Deze motie is voorgesteld door het lid Jasper van Dijk. Naar mij blijkt, wordt de indiening ervan voldoende ondersteund. 

Zij krijgt nr. 66 (29240). 

Mevrouw Ypma (PvdA):

Voorzitter. Kinderen die gepest worden, dragen levenslang de littekens met zich mee. Het probleem moet dus echt aangepakt worden en gelukkig wil iedereen dat in deze Kamer. Desondanks zijn wij geen voorstander van de motie die zojuist door D66 en de VVD is ingediend, omdat we graag willen dat met effectieve methodes wordt gewerkt. Wij geven in overweging om de op de website gepubliceerde effectieve methodes als uitgangspunt te nemen. Zij mogen door het primair of het voortgezet onderwijs wel aangevuld worden. Laten wij effectieve methodes als uitgangspunt nemen en aanvulling als mogelijkheid opnemen. 

Staatssecretaris Dekker:

Voorzitter. Volgens mij voelt iedereen dat pesten een groot maatschappelijk probleem is en dat scholen de verantwoordelijkheid hebben om ervoor te zorgen dat de school een veilige plek is voor kinderen. Er moet actief en effectief gewerkt worden aan het aanpakken van pesten. Volgens mij is iedereen het er ook over eens dat de inspectie daar toezicht op moet houden en ingrijpt als er wat aan de hand is. Dan gaat het om het "wat". Het wetsvoorstel dat nu in voorbereiding is, gaat nog een stap verder en beoogt dat scholen in hun aanpak van het pesten gebruikmaken van kennis die bijvoorbeeld bij het NJI beschikbaar is. Dat is weliswaar een controversieel onderdeel van het wetsvoorstel, maar dat is erin gekomen omdat ik de indruk heb dat er het afgelopen jaar weinig actie vanuit het onderwijs is gekomen, ook niet na bijvoorbeeld de publicatie van het kritische rapport van de NJi, om er vervolgens wat mee te doen. Daar hik ik bijzonder tegen aan. Het zou natuurlijk de schoonheidsprijs verdienen als vanuit het onderwijs gezegd wordt: wij pakken dit op, wij zien het probleem, wij gaan er werk van maken en wij gaan zelf aan de slag met de goed onderbouwde en, als we daar onderzoek naar doen, effectief bewezen methodes. Als de strekking van de motie is om de scholen daar nog een kans voor te geven, wil ik ze die best bieden. 1 oktober is te overzien.
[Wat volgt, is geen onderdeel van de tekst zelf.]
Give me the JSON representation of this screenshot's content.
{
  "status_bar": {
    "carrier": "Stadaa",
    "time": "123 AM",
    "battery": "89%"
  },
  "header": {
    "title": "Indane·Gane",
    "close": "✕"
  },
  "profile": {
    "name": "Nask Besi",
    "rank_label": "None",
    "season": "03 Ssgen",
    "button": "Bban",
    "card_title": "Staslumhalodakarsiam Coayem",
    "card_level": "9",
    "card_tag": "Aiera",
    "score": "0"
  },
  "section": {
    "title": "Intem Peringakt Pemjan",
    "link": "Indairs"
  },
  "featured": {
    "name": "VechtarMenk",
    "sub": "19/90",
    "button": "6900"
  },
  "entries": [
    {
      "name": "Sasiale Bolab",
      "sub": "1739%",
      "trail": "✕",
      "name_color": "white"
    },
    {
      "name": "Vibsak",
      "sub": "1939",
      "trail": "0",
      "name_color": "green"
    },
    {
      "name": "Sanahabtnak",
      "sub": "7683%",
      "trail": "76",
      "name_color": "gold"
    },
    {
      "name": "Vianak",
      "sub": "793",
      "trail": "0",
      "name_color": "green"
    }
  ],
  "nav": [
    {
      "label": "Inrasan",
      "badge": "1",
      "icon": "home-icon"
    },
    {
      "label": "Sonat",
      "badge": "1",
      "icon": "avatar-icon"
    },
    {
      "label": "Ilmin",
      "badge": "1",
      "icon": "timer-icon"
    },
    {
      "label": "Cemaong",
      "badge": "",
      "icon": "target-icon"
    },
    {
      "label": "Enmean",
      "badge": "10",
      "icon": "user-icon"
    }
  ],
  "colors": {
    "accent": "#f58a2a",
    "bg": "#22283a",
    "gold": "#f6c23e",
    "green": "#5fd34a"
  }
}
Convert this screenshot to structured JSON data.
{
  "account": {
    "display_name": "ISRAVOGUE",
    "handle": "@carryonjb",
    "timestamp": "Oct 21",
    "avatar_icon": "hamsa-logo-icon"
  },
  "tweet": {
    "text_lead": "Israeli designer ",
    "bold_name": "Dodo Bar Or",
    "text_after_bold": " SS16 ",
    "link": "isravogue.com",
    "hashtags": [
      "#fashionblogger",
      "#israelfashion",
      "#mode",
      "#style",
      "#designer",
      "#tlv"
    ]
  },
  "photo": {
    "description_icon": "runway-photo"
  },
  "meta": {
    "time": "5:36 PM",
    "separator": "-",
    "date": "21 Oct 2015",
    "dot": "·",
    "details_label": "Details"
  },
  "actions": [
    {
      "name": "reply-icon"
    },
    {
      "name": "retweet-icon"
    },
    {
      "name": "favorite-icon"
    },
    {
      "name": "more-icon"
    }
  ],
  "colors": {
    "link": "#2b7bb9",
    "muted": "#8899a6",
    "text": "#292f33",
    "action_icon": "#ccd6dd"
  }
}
Ik laat het oordeel over de motie aan de Kamer. 

De voorzitter:

Eén korte verduidelijkende vraag, mevrouw Bergkamp. 

Mevrouw Bergkamp (D66):

De interpretatie die de staatssecretaris eraan geeft, is dezelfde als die van de indieners. 

De voorzitter:

Heel goed. Oordeel Kamer dus. 

Staatssecretaris Dekker:

De motie-Jasper van Dijk op stuk nr. 66 ontraad ik omdat zij veel verder gaat. Er staat namelijk in dat we er helemaal niet aan moeten beginnen en dat het allemaal niet zo vreselijk veel uitmaakt. 

De voorzitter:

Kort. 

De heer Jasper van Dijk (SP):

De staatssecretaris laat het oordeel over de eerste motie aan de Kamer, maar in die motie vervalt toch ook de plicht voor scholen om te kiezen uit de methodes die namens de staatssecretaris zijn geselecteerd? 

Staatssecretaris Dekker:

Ja, maar er zit een groot verschil in. In de eerste motie wordt uitgegaan van een plan vanuit het onderwijs, waarbij het onderwijs laat zien dat het het een en ander zelf kan aanpakken en dat het komt met een geloofwaardig plan, waarbij scholen zelf het een en ander oppakken. Ik zie in uw motie niet zo'n oproep aan het onderwijs. U gaat er bij voorbaat van uit dat het zo wel goed is. Dat is de reden waarom uw motie veel verstrekkender is. Dit kan een conclusie zijn als het scholenveld met een goed en geloofwaardig plan komt en echt laat zien dat het wat geleerd heeft van de maatschappelijke onrust van de afgelopen jaren en van de in mijn ogen heel nuttige dingen die het NJi zegt over effectieve methodes en niet-effectieve methodes. Nu al vooruitlopen op die conclusie is mij echt te voorbarig. 

Mevrouw Ypma (PvdA):

Begrijp ik goed dat de staatssecretaris zegt: wat het NJi heeft gedaan, is waardevol en nemen we als uitgangspunt, maar mag aangevuld worden vanuit het p.o. en het vo? 

Staatssecretaris Dekker:

Wij hebben altijd gezegd dat wat het NJi naar buiten heeft gebracht, heel waardevol is. Het laat namelijk zien wat goed onderbouwd is en wat in die zin veelbelovende methodes zijn. Er wordt soms zelfs behoorlijk kritisch geschreven over methodes. Ik hoop dat het onderwijs daar lering uit trekt en er wat mee doet. We hebben bovendien steeds gezegd dat als er nieuwe of andere effectieve methodes zijn, men het vooral moet laten zien en dat het NJi ernaar kan kijken. Het is geen limitatieve lijst. Het gaat mij erom dat scholen pesten aanpakken op een manier waar we in ieder geval van kunnen verwachten dat die effect heeft in de praktijk. We weten daar nu het een en ander van, dus laat het onderwijs daar alsjeblieft iets mee doen. 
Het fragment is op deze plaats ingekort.